The LetterPress Project

Books Can Change Your World

»

Direct Red

posted on 05 Aug 2017

Direct Red by Gabriel Weston

When I wrote here about the new school of surgeon-writers I did mention Gabriel Weston’s Direct Red, but only in passing. I also failed to mention that it is one of the few books of this type by a woman.

Weston is still only in her late-40s. She became a member of the Fellowship of Royal Colleges of Surgeons when she was just thirty-three. The book is about training to be a consulting surgeon – and, ultimately, deciding to abandon this ambition, and her reasons why.

But to assume that her book therefore offers an especially (or solely) feminine – or even feminist – perspective grossly oversimplifies things. Indeed, in her early days Weston was as attracted as any alpha male by the power, glamour, prestige and esteem that accompany the punishingly high-pressure job of consulting surgeon and in fact seemed to see surgery – its slashing decisiveness, its suppression of self-doubt, its focus and formality and repeatable procedures of success – as almost a state of grace. One of the greatest pleasures of the book is Weston’s refusal to conform to predictable stereotype.

Weston is unflinchingly frank in describing instances where peer pressure, exhaustion, poor judgement or the other intolerable burdens of life in the modern NHS led her to lose sight of compassion. She recounts one particular example from her early training and it is of course significant that it involves caring for children.

She is nearing the end of a month’s training in paediatric emergency care at a large London hospital. Ben, a ten year-old boy, has been admitted because of persistent severe headaches. He is alone in the hospital, his mother having gone home to rest. Exhausted, Weston is called out in the early hours of the morning by a duty nurse who says that Ben can’t sleep and is complaining again of the pain in his head. The problem, Weston concludes, is that the morphine dose he has been prescribed is too small and not frequent enough. She has a short conversation with the boy, amends the drug dosage on his chart and goes back to bed, secure in the knowledge that the duty staff will now be able to administer sufficient morphine to control the pain until further scans and examinations can be carried out.

A week or so later back at her own hospital Weston learns that Ben died within a day or two of her seeing him, killed by a rare brain tumour before a scan had even been done. With lacerating self-honesty she says, “…when a sick child cries in the night, medicine is the last thing on their mind… [W]hat Ben needed was whatever small amount of my heart’s warmth I could afford. Without a parent nearby, and in the appalling solipsism of his pain, Ben sought the nearness of another person, a need to which he was too young to give a voice. And he was unable to find this comfort in me.” She concludes: “I still feel ashamed of how I behaved that night.”

In instances like this Weston explores the central paradoxes of surgical care: that compassion and proper communication are paramount, but so too is the ability to quell emotional doubt and act decisively – for without this, the surgeon cannot even begin to function. But this “toughness” that is so central to the surgeon’s professional persona must also on occasion be subdued – for if it isn’t, the very qualities that most make surgeons able to do their job become those most likely to make them fail their patients.
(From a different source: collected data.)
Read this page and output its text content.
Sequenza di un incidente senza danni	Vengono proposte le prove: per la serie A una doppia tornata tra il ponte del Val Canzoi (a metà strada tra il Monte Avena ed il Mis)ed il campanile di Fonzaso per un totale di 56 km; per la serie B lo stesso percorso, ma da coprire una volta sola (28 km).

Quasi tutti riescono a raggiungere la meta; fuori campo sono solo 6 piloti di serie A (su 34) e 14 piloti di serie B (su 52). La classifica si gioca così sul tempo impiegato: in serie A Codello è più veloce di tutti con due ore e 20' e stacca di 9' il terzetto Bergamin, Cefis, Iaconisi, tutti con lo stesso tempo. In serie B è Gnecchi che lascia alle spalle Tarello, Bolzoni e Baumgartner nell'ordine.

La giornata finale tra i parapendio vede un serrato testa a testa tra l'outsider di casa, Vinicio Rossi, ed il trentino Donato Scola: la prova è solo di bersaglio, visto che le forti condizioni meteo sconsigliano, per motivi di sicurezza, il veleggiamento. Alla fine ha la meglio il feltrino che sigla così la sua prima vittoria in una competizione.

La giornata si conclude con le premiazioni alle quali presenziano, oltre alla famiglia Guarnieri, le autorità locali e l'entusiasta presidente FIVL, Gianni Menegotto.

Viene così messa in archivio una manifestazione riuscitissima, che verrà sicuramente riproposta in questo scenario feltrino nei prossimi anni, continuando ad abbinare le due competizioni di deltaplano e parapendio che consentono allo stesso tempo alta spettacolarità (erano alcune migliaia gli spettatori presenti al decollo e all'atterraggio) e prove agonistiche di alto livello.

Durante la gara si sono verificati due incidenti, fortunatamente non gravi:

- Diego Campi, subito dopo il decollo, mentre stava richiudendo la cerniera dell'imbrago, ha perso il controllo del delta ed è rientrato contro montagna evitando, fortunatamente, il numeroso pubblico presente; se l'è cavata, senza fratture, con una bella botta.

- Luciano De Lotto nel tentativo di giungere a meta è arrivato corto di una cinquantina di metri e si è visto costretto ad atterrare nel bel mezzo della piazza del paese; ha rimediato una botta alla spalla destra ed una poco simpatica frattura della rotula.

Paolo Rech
I had forgotten just how bloody (in all senses) marvellous this book is. It is a sometimes gruelling examination of what happens when working under immense pressure and compassion falters. At times it is an emotionally draining read. And certainly, some readers will want to skip some passages (there is one particular section that I had forgotten about that quite literally made me squirm and look away as I read it on the bus home one night). You will already know whether this is a book for you or not, but rest assured that Gabriel Weston’s scalpel sharp prose, unflinching moral gaze and steely self-honesty are truly important additions to the best that these new surgeon-writers have to offer.